I think my highlight of the night had to be the version of ‘Hawking’ for which I had wormed and weedled my way (to the immense irritation of many of my fellow concert-goers, especially those holding pints) to the front. ‘Fuck it’ I thought, ‘If I can survive an hour and a half in at the old Rainbow in a Clash or Bad Manners moshpit, disabled or not, I think I’ll be able to look after myself here should the need arise, thankyouverymuch, Mr. Grumpy who keeps giving me dirty looks.

It was well worth it. Electrifying, it got the hairs up on the back of my neck. I stayed for ‘I saw the light’ to see Todd cock up the solo for the second time live. Then went back to rejoin Base Camp.
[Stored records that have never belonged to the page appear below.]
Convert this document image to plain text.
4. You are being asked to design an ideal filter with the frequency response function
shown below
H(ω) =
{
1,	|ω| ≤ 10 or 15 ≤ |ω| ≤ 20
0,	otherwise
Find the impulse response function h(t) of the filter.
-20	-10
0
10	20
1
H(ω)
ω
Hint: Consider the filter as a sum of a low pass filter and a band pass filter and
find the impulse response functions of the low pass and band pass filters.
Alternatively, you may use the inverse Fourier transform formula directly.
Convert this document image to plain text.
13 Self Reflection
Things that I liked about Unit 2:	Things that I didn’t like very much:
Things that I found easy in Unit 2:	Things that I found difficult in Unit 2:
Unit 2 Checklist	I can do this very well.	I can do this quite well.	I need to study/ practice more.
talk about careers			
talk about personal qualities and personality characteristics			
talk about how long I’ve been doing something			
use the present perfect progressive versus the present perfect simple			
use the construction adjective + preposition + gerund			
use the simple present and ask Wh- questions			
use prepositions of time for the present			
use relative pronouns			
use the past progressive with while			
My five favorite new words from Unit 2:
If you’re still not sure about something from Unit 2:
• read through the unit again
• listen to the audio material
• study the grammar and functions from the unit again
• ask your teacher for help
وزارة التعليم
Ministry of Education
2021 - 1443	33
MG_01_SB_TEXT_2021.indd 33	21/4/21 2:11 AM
What can I say? Had I been asked what would make a perfect evening with Todd Rundgren, this would have been it: performer in good – even high spirits, voice intact, intimate venue, great band, a fine collection of songs. The only things missing, which would have put the ‘Gold Seal’ on it for me: a rendition of ‘The Verb To Love’ and the stamina to wait around long enough after close of play to meet the main man.

Next time …

© Andy Daly  2011

Video credits: Steven Budd /Pic Credits: Thierry Allaouchiche

*The album was also notable for its extended running time—over 55 minutes in length, compared to around 40–45 minutes for a typical pop-rock LP of the period. (I didn’t know this. Did you know this?) This reflected Rundgren’s skills as a mastering engineer, since this extended running time took the album close to the practical maximum for an LP—Due to the inherent physical limitations of the vinyl LP medium on records with running times over 45 minutes there is an unfavorable trade-off between duration and the audio quality and volume.